Ju’s Story is one of the stories that came out ‘Different Tales', a project begun in November 2005 by the Anveshi Research Centre for Women’s Studies in Hyderabad. The project was a response to their growing realisation that mainstream children’s literature in India is written within a framework that takes the upper caste and middle class child as the norm. A survey they conducted of widely-distributed children’s books showed that the majority of the books reflected conventional ideas of childhood, family and community. The world of the majority of children in India, the world of children from dalit, tribal or other marginalized communities, was excluded.
For me, being part of the discussions of the advisory committee was an illuminating experience. At Tulika we have always made a conscious effort to move away from a middle and upper class sensibility and have tried to make sure that all children can relate comfortably to the stories and pictures. If our publishing had been restricted to English, it would almost certainly have had an urban middle class bias. But we publish in eight Indian languages and often the bulk of our books in regional languages reach the less privileged children. This strongly influences the choice of the stories and illustrations in our books. Publishing in so many languages and making the books accessible to all children has brought up many challenges, right through from the conceptual stage of books to the translation and the printing stages. We continue to learn.
It became clear from the discussions with the Anveshi group that though there were a few books about children from marginalized communities which addressed issues of community and gender, they still reflected an outsider’s view. This would change if the stories were woven around non-normative families or communities and if their everyday experiences and activities were seen as the context in which questions of marginalization and discrimination were addressed. In the Anveshi stories the strong narrative voices of the writers shift the centre of consciousness and alter the normative assumptions about childhood.
Ju’s Story by the well-known writer, Paul Zachariah, does just that with great sensitivity. “For Ju, old was new”- the opening phrase jolts the reader into an awareness of Ju’s reality. If a child can’t afford new things, new clothes, new books, new shoes then, of course, for her old things are new things. The story is about the young girl, Ju, finding a letter without an address on it and what she does with it. But it’s the descriptions of Ju getting ready for the new school year, of her excitement at being given hand-me-down books and clothes, and of her emotions when she holds a letter in her hand for the first time in her life, that open up a world in which children have to make do with so little. And yet, there is no sense of ‘victimhood’. The reader does not feel sorry for Ju, the reader identifies with her, whatever the reader’s own experience.

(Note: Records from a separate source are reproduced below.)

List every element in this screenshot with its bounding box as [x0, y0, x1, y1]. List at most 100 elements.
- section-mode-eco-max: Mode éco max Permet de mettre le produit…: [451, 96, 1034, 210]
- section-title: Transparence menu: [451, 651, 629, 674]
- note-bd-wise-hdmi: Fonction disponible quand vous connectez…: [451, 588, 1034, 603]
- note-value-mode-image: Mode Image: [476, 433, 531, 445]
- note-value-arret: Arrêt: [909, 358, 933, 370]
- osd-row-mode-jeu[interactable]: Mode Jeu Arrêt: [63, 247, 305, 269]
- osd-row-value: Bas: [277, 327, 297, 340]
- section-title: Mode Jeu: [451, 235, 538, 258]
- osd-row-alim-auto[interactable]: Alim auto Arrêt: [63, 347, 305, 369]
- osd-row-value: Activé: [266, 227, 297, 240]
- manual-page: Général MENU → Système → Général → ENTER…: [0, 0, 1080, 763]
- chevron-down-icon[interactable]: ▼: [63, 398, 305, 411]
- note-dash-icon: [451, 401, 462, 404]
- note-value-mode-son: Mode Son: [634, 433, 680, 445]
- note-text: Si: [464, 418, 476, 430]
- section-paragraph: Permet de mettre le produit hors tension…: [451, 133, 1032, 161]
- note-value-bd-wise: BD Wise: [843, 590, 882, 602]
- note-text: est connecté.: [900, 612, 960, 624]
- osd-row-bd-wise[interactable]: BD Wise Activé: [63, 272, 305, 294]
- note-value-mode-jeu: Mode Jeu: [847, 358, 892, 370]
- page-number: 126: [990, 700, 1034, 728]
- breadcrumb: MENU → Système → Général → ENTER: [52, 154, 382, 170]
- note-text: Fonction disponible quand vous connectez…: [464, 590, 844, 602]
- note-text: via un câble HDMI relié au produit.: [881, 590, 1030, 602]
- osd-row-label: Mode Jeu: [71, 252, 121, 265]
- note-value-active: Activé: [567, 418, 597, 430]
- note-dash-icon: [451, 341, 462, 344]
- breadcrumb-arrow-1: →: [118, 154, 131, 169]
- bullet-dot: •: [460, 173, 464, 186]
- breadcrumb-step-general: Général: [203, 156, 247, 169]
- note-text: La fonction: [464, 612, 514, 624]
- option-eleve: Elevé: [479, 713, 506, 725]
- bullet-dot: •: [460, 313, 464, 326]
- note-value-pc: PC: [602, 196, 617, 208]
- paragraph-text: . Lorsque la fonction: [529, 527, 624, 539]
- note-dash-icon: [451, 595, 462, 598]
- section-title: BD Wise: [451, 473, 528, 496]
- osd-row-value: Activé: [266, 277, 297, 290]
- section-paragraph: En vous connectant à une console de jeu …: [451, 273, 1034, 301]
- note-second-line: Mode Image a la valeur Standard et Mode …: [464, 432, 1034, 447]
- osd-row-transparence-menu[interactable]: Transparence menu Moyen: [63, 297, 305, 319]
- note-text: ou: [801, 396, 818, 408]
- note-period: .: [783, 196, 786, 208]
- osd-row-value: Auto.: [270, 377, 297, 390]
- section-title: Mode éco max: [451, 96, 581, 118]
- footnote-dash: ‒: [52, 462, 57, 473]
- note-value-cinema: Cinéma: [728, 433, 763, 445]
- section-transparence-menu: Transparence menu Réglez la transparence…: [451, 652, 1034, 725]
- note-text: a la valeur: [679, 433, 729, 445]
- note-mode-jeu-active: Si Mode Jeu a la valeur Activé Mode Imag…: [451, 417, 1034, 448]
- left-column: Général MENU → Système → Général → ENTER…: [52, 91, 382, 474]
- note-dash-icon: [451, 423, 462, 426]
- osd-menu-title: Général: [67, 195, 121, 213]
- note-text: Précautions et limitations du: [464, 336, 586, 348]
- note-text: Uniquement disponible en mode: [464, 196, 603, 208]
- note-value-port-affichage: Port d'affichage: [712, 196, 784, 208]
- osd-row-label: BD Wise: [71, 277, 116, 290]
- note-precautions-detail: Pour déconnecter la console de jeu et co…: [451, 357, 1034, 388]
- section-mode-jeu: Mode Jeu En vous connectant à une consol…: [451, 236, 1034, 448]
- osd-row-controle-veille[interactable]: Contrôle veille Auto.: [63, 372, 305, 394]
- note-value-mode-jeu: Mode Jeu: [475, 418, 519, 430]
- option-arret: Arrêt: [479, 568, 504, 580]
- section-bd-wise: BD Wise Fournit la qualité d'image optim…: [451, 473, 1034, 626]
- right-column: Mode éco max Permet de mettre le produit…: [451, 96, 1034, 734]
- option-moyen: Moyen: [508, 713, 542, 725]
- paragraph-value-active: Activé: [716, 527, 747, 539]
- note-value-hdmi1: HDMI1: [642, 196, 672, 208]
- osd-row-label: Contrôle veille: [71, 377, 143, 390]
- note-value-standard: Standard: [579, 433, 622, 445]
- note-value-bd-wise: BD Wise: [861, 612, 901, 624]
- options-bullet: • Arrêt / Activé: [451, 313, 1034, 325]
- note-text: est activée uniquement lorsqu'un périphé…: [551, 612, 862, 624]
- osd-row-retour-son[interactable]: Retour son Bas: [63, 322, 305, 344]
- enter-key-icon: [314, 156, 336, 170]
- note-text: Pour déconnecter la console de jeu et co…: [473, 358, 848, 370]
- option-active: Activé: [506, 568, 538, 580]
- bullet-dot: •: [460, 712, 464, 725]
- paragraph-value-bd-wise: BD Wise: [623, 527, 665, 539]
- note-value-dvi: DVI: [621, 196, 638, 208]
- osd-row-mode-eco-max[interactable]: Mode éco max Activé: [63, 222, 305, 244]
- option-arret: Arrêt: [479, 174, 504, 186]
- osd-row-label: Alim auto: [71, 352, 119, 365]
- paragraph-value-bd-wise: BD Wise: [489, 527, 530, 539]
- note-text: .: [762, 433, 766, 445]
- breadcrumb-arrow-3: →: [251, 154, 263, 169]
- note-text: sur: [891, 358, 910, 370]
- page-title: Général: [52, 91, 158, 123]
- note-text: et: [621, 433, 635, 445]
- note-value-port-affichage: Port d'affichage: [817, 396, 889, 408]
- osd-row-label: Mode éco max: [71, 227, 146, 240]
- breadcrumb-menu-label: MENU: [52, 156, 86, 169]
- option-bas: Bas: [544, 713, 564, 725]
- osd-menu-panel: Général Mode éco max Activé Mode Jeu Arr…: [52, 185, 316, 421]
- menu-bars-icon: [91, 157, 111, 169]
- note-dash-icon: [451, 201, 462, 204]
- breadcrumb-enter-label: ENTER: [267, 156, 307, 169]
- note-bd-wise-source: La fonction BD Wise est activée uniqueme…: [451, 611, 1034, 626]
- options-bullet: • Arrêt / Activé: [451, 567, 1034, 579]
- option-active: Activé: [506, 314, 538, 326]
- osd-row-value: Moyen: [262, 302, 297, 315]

We have adapted Paul’s original story, which was much longer, and made it into a picture book in eight languages – English, Hindi, Tamil, Telugu, Kannada, Marathi, Gujarati and Bangla. The visuals in a picture book add to and comment on the narrative. Illustrator Asma Menon’s Ju is not a cute picture book girl; she’s a strong-minded, high-spirited girl. And yet, the expression of stoicism on her face is very telling. So much of Ju’s experience is implicit in it.
Jus’s Story is the first in a series of stories from the Anveshi series that Tulika plans to publish as picture books. These stories matter. They empower young readers from marginalized communities by making their experience central. They extend the sensitivity and imagination of other young readers. And they extend the awareness of adults who are, after all, the mediators between children and what they read.